Monday, September 1, 2008

Movies: Ascenseur pour l'échafaud (Elevator to the Gallows)

Here is one of the stranger, more elaborate noir plots I've encountered: Moreau is Florence Carala, and her lover, Julien Tavernier (Maurice Ronet) gets stuck in an elevator just after killing her husband. He spends the night trapped; in the meantime, a young couple steals his convertible for a joyride, uses his name when they check into a motel, and then kill another couple when they're caught trying to steal their Mercedes. They skip out in the middle of the night, and the police begin searching for the killer: Julien Tavernier.
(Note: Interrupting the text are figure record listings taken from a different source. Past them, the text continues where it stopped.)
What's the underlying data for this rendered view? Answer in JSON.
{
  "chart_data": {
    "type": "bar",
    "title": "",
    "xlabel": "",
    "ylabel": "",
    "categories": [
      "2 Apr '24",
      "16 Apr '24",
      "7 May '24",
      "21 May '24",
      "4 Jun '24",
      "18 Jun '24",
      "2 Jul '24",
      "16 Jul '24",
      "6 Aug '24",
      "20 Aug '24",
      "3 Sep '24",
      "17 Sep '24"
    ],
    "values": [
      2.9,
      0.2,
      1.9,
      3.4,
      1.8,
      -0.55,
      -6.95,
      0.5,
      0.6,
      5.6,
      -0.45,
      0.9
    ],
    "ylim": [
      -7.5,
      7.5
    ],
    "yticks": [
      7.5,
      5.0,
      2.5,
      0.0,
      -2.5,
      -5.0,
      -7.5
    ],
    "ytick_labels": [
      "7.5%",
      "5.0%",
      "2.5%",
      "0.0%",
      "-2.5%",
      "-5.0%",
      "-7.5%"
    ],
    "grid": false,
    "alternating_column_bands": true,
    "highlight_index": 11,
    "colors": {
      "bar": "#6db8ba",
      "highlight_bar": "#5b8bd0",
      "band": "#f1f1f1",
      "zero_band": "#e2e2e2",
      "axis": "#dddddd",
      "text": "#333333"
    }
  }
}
Once they find him, he's hesitant to confess his alibi, since it will link him to Carala's murder. Thanks, however, to the developed photos from the miniature camera in Tavernier's glove box (both of him with Ms. Carala and of the actual killers drinking champagne with the victims), all the murders are solved.

And yet it is more a tone poem for film than a thriller. Director Malle seems to completely rely on the moody Miles Davis score to color the smoky closeups of Jeanne Moreau's face with relevant emotion, to a degree that the movie seems more an illustration of the music than the music an accompaniment to the film. The score outperforms the picture to such a degree that when the music fades away to give room for Moreau's voice (which is saddled with a clumsy, overwrought voice over), our attention flags. And though Moreau became the star, Yori Bertin, who plays the young Véronique is far more interesting, mercurial, promising, even if it's sacrilege to say so.